Europe’s General Data Protection Regulation attempts to solve for some of these concerns around privacy and automated decisions. For example, Articles 13, 15, and 22 grant users the right to an explanation of how their personal data is being used to arrive at decisions. Recital 71 grants them the power to challenge that decision. The development of these articles is not insignificant and represents part of a larger conversation around taking “back” (did we ever have it?) control of our data and the usage of it. But it is likely to be limited — source code is too esoteric for lay people to understand, and a lay explanation might miss the complexity of how the algorithm is actually functioning. Further, even if the outputs are understood to be unfair, it seems unduly burdensome to shift the responsibility of challenging the decision to the end user. Marginalized and oppressed groups already often bear the brunt of needing to redress the injustices enacted upon them.

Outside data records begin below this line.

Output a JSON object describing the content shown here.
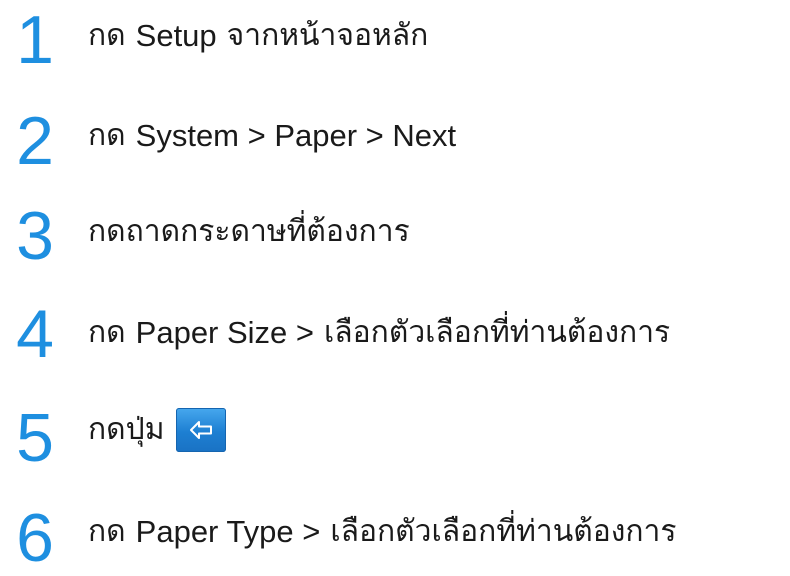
{
  "steps": [
    {
      "number": "1",
      "prefix": "กด",
      "key": "Setup",
      "middle": "จากหน้าจอ",
      "suffix": "หลัก"
    },
    {
      "number": "2",
      "prefix": "กด",
      "key": "System > Paper > Next"
    },
    {
      "number": "3",
      "prefix": "กดถาดกระดาษที่ต้องการ"
    },
    {
      "number": "4",
      "prefix": "กด",
      "key": "Paper Size >",
      "suffix": "เลือกตัวเลือกที่ท่านต้องการ"
    },
    {
      "number": "5",
      "prefix": "กดปุ่ม",
      "icon": "back-arrow-icon"
    },
    {
      "number": "6",
      "prefix": "กด",
      "key": "Paper Type >",
      "suffix": "เลือกตัวเลือกที่ท่านต้องการ"
    }
  ],
  "colors": {
    "accent": "#1e8fe0",
    "button": "#1d7fd2"
  }
}
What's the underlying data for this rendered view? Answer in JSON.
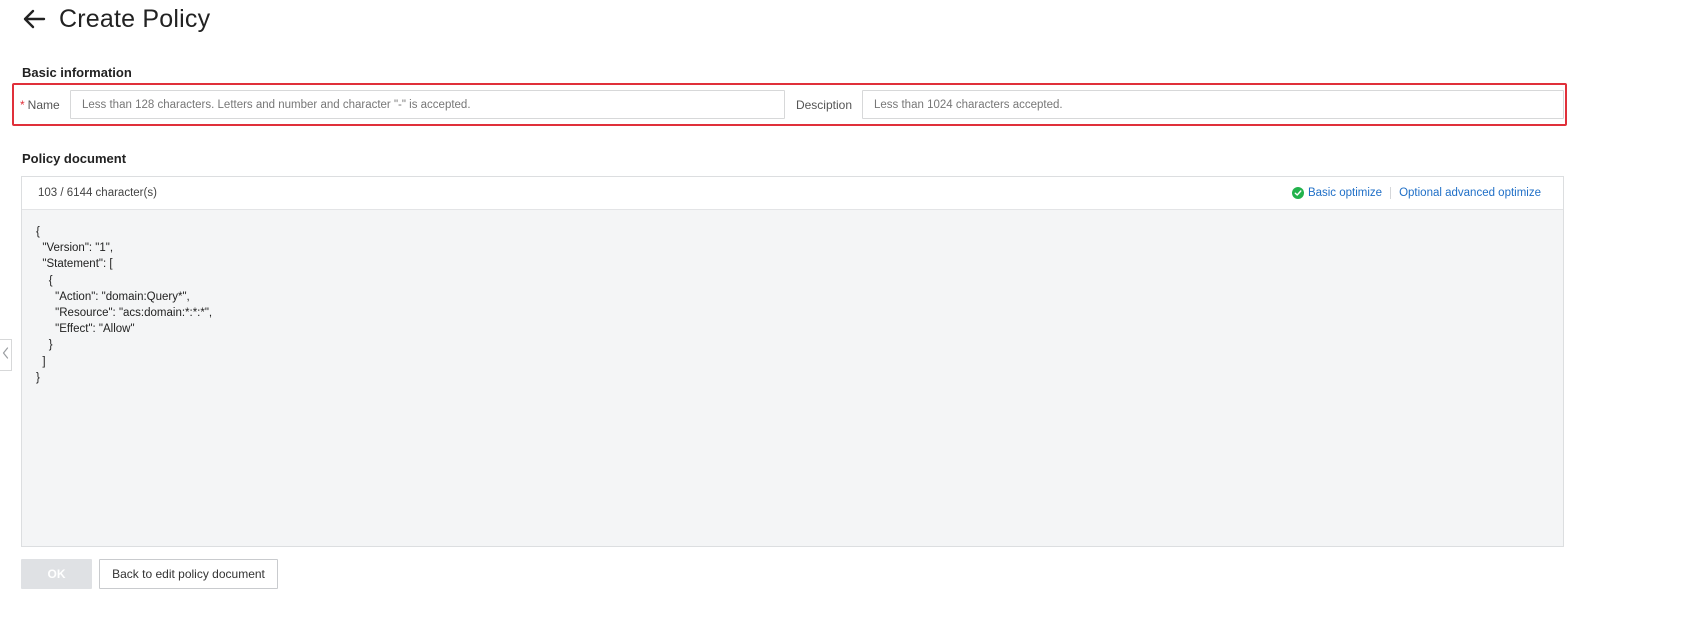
{
  "header": {
    "title": "Create Policy",
    "back_icon": "arrow-left-icon"
  },
  "basic_info": {
    "section_title": "Basic information",
    "name": {
      "required_mark": "*",
      "label": "Name",
      "value": "",
      "placeholder": "Less than 128 characters. Letters and number and character \"-\" is accepted."
    },
    "description": {
      "label": "Desciption",
      "value": "",
      "placeholder": "Less than 1024 characters accepted."
    },
    "highlight_color": "#e0303a"
  },
  "policy_document": {
    "section_title": "Policy document",
    "char_count": "103 / 6144 character(s)",
    "basic_optimize": {
      "label": "Basic optimize",
      "icon": "check-circle-icon",
      "icon_color": "#22b24c"
    },
    "advanced_optimize": {
      "label": "Optional advanced optimize"
    },
    "link_color": "#1f6fc7",
    "content": "{\n  \"Version\": \"1\",\n  \"Statement\": [\n    {\n      \"Action\": \"domain:Query*\",\n      \"Resource\": \"acs:domain:*:*:*\",\n      \"Effect\": \"Allow\"\n    }\n  ]\n}"
  },
  "sidebar_toggle": {
    "icon": "chevron-left-icon"
  },
  "actions": {
    "ok_label": "OK",
    "back_label": "Back to edit policy document"
  }
}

What’s really needed—and I am certainly not the first to suggest this—is a code of ethics around data and how it gets used in algorithms. Such a code should be underpinned by values of equity and fairness, and reflect the world we want to live in. Moreover, perhaps counterintuitively, it should be something that is less-well defined rather than more. A vagueness pushes companies to strive for better whereas hard lines are something to be reached and not exceeded. Further, there should be trusted third parties whose job it is to vet these algorithms and represent the rights of the end user.

This premise is not without its own challenges. Namely, the practicality of developing a code of ethics that adequately represents the rights of people, not those with vested interests; the creation of a new and fair marketplace for vetting and authenticating code; and the protection against the creation of perverse and dangerous incentives that may develop when third parties are paid to be the arbiters of fairness.

However, these are not sufficient reasons for inaction. Imperfect solutions that strive for something better through thoughtful and collaborative design are better than just letting our systems continue as is. It is our responsibility to not leave this one unresolved.